AUSWR
The Association of U S West Retirees
 

 

 

Wall Street Journal

When Patient Calls at Year's End,
So Do the Ills of the Health System
November 27, 2007

The end of the year brings a flurry of activity to the doctor's office.

Retailers have the Friday-after-Thanksgiving sales rush. My office has a rush of patients struggling with the dysfunctional health-care system.

We're trying to help everyone before the new year rolls around, when deductibles are reset, new plans are chosen and the prices go up.

We didn't design this patchwork system with perverse incentives and disincentives to care, but we're dealing with it.

My 22-year-old patient is having pelvic pain from endometriosis and will probably need pelvic surgery. She would like to have her surgery before her $1,500 deductible resets but she can't get into the endometriosis specialist until mid-January. My nurse called and tried to get her worked in, but no luck. We'll try to call next week to see if there's been a cancellation.

I had better luck recently removing a fatty lump from a 20 year old man's arm.  He was changing insurance at the end of the year and the lump was a small pre-existing condition on his "pre-existing" arm. It wasn't bothering him at the time but we figured his new insurance wouldn't cover its removal in the future if the lump became a problem.
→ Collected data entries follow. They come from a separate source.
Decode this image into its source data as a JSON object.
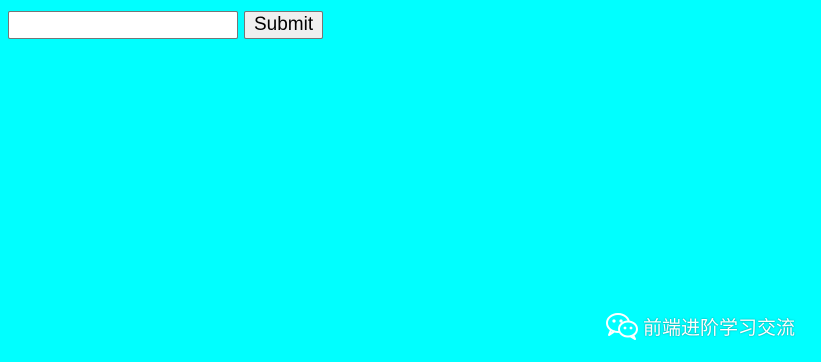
{
  "page": {
    "background_color": "#00ffff"
  },
  "form": {
    "input_value": "",
    "input_placeholder": "",
    "submit_label": "Submit"
  },
  "watermark": {
    "icon": "wechat-icon",
    "text": "前端进阶学习交流"
  }
}
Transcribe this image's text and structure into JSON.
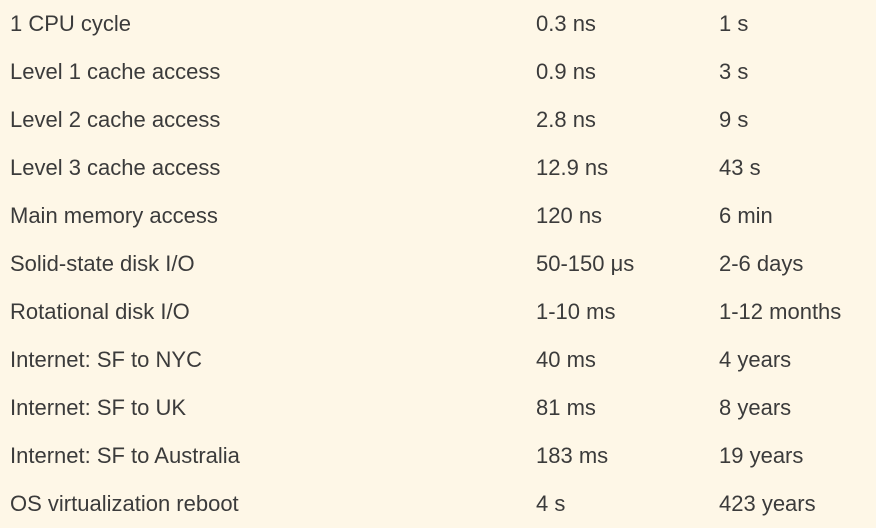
{
  "rows": [
    {
      "operation": "1 CPU cycle",
      "latency": "0.3 ns",
      "scaled": "1 s"
    },
    {
      "operation": "Level 1 cache access",
      "latency": "0.9 ns",
      "scaled": "3 s"
    },
    {
      "operation": "Level 2 cache access",
      "latency": "2.8 ns",
      "scaled": "9 s"
    },
    {
      "operation": "Level 3 cache access",
      "latency": "12.9 ns",
      "scaled": "43 s"
    },
    {
      "operation": "Main memory access",
      "latency": "120 ns",
      "scaled": "6 min"
    },
    {
      "operation": "Solid-state disk I/O",
      "latency": "50-150 μs",
      "scaled": "2-6 days"
    },
    {
      "operation": "Rotational disk I/O",
      "latency": "1-10 ms",
      "scaled": "1-12 months"
    },
    {
      "operation": "Internet: SF to NYC",
      "latency": "40 ms",
      "scaled": "4 years"
    },
    {
      "operation": "Internet: SF to UK",
      "latency": "81 ms",
      "scaled": "8 years"
    },
    {
      "operation": "Internet: SF to Australia",
      "latency": "183 ms",
      "scaled": "19 years"
    },
    {
      "operation": "OS virtualization reboot",
      "latency": "4 s",
      "scaled": "423 years"
    }
  ]
}
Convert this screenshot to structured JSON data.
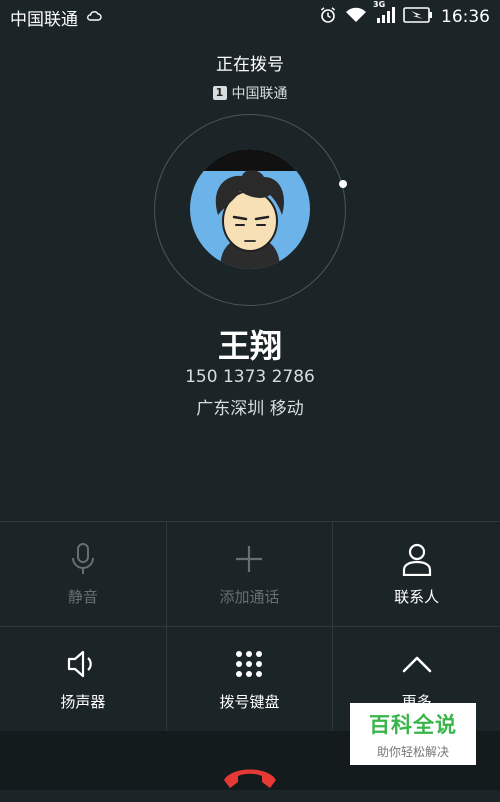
{
  "status_bar": {
    "carrier": "中国联通",
    "network_type": "3G",
    "time": "16:36",
    "icons": [
      "cloud-icon",
      "alarm-icon",
      "wifi-icon",
      "signal-icon",
      "battery-charging-icon"
    ]
  },
  "call": {
    "status": "正在拨号",
    "sim_slot": "1",
    "sim_carrier": "中国联通"
  },
  "contact": {
    "name": "王翔",
    "number": "150 1373 2786",
    "location": "广东深圳 移动"
  },
  "controls": [
    {
      "label": "静音",
      "icon": "microphone-icon",
      "enabled": false
    },
    {
      "label": "添加通话",
      "icon": "plus-icon",
      "enabled": false
    },
    {
      "label": "联系人",
      "icon": "person-icon",
      "enabled": true
    },
    {
      "label": "扬声器",
      "icon": "speaker-icon",
      "enabled": true
    },
    {
      "label": "拨号键盘",
      "icon": "dialpad-icon",
      "enabled": true
    },
    {
      "label": "更多",
      "icon": "chevron-up-icon",
      "enabled": true
    }
  ],
  "end_call": {
    "icon": "end-call-icon",
    "color": "#e53935"
  },
  "watermark": {
    "title": "百科全说",
    "subtitle": "助你轻松解决"
  },
  "colors": {
    "background": "#1b2427",
    "text_primary": "#ffffff",
    "text_secondary": "#d7dcdd",
    "text_disabled": "#65706f",
    "divider": "#2f383b",
    "end_call_red": "#e53935",
    "watermark_green": "#39b54a"
  }
}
We took it off on short notice before his coverage switched.

Some patients can't beat the end-of-the-year clock. My elderly patient with congestive heart failure is in the so-called donut-hole part of her Medicare prescription plan, when her coverage lapses and she won't be able to afford her medication again until the New Year begins.

Recently, unable to afford her medication refills, she was hospitalized for fluid retention and severe shortness of breath after stopping her diuretics. So Medicare traded a convoluted end-of-the-year cost sharing provision for a $10,000 hospitalization. The prescription-drug program makes a profit, but Medicare takes the fall because of the gaps in coverage caused by an end of the year cost shift to the patient.

As the year closes out, I'm also seeing more self-insured patients with chronic diseases avoiding care.

A patient in his 30s has asthma and allergies that have been acting up. He could really use a flu shot, a pneumonia vaccine and a breathing test called spirometry to help us better manage his asthma. 

I haven't seen him since last fall but he wants medications refilled for a year without a check-up and without being seen. He's been healthy enough to avoid the doctor or the hospital this year and is trying to make it to the end of the year. He tried the same thing last year.

He's avoiding the preventive care and advice that would lower his risk of hospitalization because of the deductible costs and lost income from work to come to the office.

My patient with chronic kidney disease has put off seeing his nephrologist for five years because he has a $5,000 deductible and he's self-employed. His personal health insurance premiums are more than $12,000 a year despite his high deductible. I want him to come in for control of his blood pressure every six months. He usually stretches it to 12 months. 

He's debated dropping the insurance and just paying for the kidney transplant that he'll probably need in the next five to 10 years, but the company already has years of his premium dollars and he would be uninsurable by anyone else.  So far he's made it eight years and counting with the blood pressure and cholesterol medication I refill for him once a year. We'd have better chances delaying the transplant even further if his insurance helped him out more on preventive coverage.

Another patient will start the new year uninsured. She transitioned from the workplace to being a stay at home mom during her third pregnancy. She missed the deadline to apply for Cobra coverage but she couldn't afford the Cobra coverage anyway.  

The private plans she contacted wouldn't accept her because she was pregnant.  Although her husband is self-employed and could afford private insurance, she is uninsurable because of a normal pregnancy. Her most viable option at this point is to apply for Medicaid. She might have to declare that she's separated from her husband to get it, but I've seen people do that before.

Experiences like this will drive soccer moms to vote for nationalized health care. People who don't favor an expansion of socialized medicine should convince the insurance industry to figure out how to meet people's needs without driving people to avoid preventive care and play beat-the-clock. 

To improve medical care in this country we need to close the gaps in coverage so that private insurance and the public don't have to play shell games to cover the basics liking having a baby and treating chronic diseases like asthma and kidney failure.